One such twist occurs midway through the film, when Matei, now decades past his accident and still looking like a young man, comes across Veronica, a woman who recalls the long dead love of his youth. Soon afterwards, Veronica is also struck by lightning, a shock that leads to her speaking perfect sanskrit-- an ability doctors discover she has gained by taking on the spirit of a seventh century Indian woman named Rupini. Dominic begins to fall in love with Rupini/Veronica as her bizarre possessions begin to regress further back in time to a place he hopes will reveal some kind of unknown proto-language, the key to his life’s work. But he realizes too that these regressions are taking a toll on her physically: in a kind of reversal of Matei’s youth and mental evolution, Veronica’s movement through time causes her to age rapidly, so that she may die before she ever reaches the beginning he desires. As her condition worsens, Dominic is forced to choose between completing his life’s work and recapturing the lost love of his youth.

Coppola’s devil-may-care attitude to plotting in the film will lose many viewers. He allows the narrative to run on like a dynamo, gaining speed and complexity as the twists pile on top of one another. For its two-hour length, Youth Without Youth has a great deal of plot, and it’s a tribute to Coppola’s brashness that he is unafraid to keep letting things happen. In fact, it’s rather amazing that the film is a short as it is: Coppola supposedly shot over 170 hours of footage on location in Eastern Europe before whittling the film down to its current length with the help of longtime collaborator Walter Murch.

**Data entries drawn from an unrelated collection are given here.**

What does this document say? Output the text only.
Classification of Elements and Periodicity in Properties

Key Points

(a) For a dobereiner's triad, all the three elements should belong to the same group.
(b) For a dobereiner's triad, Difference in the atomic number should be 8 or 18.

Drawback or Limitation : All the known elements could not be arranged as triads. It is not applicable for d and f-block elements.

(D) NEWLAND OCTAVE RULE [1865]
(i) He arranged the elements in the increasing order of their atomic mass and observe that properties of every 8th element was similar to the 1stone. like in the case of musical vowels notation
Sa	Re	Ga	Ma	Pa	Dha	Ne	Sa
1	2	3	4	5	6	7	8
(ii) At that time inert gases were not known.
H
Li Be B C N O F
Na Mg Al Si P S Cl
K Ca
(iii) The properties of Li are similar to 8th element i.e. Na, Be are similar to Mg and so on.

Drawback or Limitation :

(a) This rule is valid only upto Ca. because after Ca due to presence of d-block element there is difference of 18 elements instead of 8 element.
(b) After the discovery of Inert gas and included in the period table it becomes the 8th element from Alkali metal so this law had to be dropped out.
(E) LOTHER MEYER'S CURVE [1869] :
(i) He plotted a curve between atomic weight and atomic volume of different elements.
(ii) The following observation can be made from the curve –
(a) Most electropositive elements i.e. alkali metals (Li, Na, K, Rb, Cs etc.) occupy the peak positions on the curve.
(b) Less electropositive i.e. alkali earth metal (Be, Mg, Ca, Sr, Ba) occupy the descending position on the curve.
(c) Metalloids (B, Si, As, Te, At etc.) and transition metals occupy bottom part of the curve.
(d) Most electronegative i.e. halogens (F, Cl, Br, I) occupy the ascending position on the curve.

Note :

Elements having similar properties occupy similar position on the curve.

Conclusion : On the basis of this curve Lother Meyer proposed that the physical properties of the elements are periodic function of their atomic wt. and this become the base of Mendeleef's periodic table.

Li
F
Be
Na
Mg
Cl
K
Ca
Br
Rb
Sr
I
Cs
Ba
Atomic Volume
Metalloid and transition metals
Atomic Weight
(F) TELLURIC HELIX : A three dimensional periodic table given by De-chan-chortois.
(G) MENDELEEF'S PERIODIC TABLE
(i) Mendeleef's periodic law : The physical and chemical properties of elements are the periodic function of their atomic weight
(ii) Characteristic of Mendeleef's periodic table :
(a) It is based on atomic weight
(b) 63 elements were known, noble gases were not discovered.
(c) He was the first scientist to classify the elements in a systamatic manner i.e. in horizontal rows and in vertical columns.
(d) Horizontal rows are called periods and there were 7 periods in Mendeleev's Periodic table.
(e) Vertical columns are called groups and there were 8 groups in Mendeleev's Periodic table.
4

For such a unique, uncharacteristic accomplishment, it’s surprising that Youth Without Youth didn’t receive more attention upon its release last year. In fact, it received rather tepid reviews from the major critics and was generally ignored in the discussion of the year’s achievements. Which is a shame. For me it ranks just below The Conversation, The Godfather films, and Apocalypse Now on Coppola’s movie resume, and I think a rather convincing argument could be made that Youth Without Youth is his most personal film. It’s certainly not for everyone, but for those who give it the time and contemplation it deserves, it proves to be rather affecting. It's an unusual film where nothing is ever quite as it seems, and years down the road, after he’s gone, I would wager it will be remembered as one of the key parts of Coppola's film legacy.


I think it’s worth mentioning that there is a bizarre resemblance between Youth Without Youth and 1996’s Jack, Coppola’s terrible Robin Williams vehicle about a boy whose body ages four times faster than it’s supposed to. It’s sort of amazing that the same director could make two such radically different films-- story-wise and quality-wise-- from such similar concepts.